In the feasibility study and schematic design, the town would hire an Otis project manager to represent the town and work with the architect of the project. The value added is for professionals to identify a site; to lay out the space of the desired building based on its needs and determine the construction cost; and to finish that in time for the final cost to be voted upon at the 2021 Town Meeting.

The proposed article for this year’s town meeting would allocate $650,000 for the first phase of the new senior center, and next year’s would allocate for the total construction cost.

The board talked about being open to the most fiscally responsible way of paying for the feasibility study and schematic design — after Hull clarified that he had not indicated a preference for borrowing with debt exclusion. Their main concern with the original ask of allocating $8.75 million from free cash up front is that there wasn’t a clear construction plan — nor was there a site identified — with an explanation of how that money would be used and what needs it would meet. This proposal passed with a 4-1 vote.

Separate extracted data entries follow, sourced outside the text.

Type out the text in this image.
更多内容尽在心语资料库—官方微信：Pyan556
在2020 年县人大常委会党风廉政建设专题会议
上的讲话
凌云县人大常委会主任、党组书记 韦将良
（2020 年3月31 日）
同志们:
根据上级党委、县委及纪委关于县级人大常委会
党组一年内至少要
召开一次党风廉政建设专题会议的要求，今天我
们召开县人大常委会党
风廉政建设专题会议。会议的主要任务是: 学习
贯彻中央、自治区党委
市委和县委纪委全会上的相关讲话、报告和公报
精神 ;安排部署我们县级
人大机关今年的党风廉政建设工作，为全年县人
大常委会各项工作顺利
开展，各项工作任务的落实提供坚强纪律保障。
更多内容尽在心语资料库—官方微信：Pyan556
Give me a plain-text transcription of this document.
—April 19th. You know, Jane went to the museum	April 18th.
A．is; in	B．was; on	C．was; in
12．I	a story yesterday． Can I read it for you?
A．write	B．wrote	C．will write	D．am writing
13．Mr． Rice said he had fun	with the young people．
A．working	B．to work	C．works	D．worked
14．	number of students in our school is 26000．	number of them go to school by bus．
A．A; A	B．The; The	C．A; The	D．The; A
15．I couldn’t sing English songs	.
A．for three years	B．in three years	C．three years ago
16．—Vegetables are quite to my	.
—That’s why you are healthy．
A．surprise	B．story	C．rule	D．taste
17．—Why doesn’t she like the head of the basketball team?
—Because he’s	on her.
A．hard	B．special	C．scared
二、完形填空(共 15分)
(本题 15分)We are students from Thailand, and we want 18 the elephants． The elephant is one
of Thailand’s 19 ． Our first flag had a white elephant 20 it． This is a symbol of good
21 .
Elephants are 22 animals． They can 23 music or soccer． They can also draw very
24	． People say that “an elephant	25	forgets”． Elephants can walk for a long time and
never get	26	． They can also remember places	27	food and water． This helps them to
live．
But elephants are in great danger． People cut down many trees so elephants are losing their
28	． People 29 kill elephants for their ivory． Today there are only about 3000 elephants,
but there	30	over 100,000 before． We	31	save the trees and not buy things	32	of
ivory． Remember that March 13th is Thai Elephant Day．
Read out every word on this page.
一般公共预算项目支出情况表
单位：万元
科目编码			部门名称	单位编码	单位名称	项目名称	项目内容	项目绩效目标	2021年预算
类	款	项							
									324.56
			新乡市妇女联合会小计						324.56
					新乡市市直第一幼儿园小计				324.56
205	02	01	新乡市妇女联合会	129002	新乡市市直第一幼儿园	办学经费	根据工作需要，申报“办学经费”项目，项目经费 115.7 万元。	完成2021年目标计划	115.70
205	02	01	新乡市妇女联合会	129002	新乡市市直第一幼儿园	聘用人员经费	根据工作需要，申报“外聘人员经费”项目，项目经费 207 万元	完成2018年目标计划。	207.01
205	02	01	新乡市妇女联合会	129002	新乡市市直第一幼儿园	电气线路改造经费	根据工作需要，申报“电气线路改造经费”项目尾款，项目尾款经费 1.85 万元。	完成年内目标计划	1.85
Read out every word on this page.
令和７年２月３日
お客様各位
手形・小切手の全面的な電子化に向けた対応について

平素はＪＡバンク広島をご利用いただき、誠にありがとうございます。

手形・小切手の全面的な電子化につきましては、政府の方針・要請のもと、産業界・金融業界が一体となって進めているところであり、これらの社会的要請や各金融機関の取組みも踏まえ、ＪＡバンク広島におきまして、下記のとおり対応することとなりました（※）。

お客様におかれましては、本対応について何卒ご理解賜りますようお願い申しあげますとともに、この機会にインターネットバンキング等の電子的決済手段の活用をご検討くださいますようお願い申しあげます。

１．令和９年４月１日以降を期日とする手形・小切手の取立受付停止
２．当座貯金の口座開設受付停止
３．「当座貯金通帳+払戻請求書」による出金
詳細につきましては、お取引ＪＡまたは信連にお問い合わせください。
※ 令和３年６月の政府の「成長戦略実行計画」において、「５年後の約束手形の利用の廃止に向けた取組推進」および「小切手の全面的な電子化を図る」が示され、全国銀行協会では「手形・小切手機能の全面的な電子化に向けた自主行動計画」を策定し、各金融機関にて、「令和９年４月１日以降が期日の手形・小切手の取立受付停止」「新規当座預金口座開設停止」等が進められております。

Public comments re­garding the senior center contained some perceived criticism of the work of Mrs. Allen and the team of seniors who presented at last month’s meeting. Residents also identified concern that the feasibility study and schematic design might not be completed in time for the 2021 Town Meet­ing — and that overall, approving the new senior center in two phases might slow down the process.

Several board members spoke to clarify that while it’s being split up into two phases, the plan would be following the same exact requirements if they were proposing an article for the original estimated construction funds upfront. And, should phase one not be finished in time, the board would support a special Town Meeting to vote upon the finalized construction.

Before adjourning, the board recognized a renovation update at the senior center; Paula Barry’s retirement; a Wilming­ton police officer returning from deployment safely; and the economic development survey now available online or in print at the Town Hall and the library.

The next Board of Sel­ectmen meeting on Jan. 27 will feature a budget presentation and continued discussion about ex­panding the hours of the senior center, among other agenda items.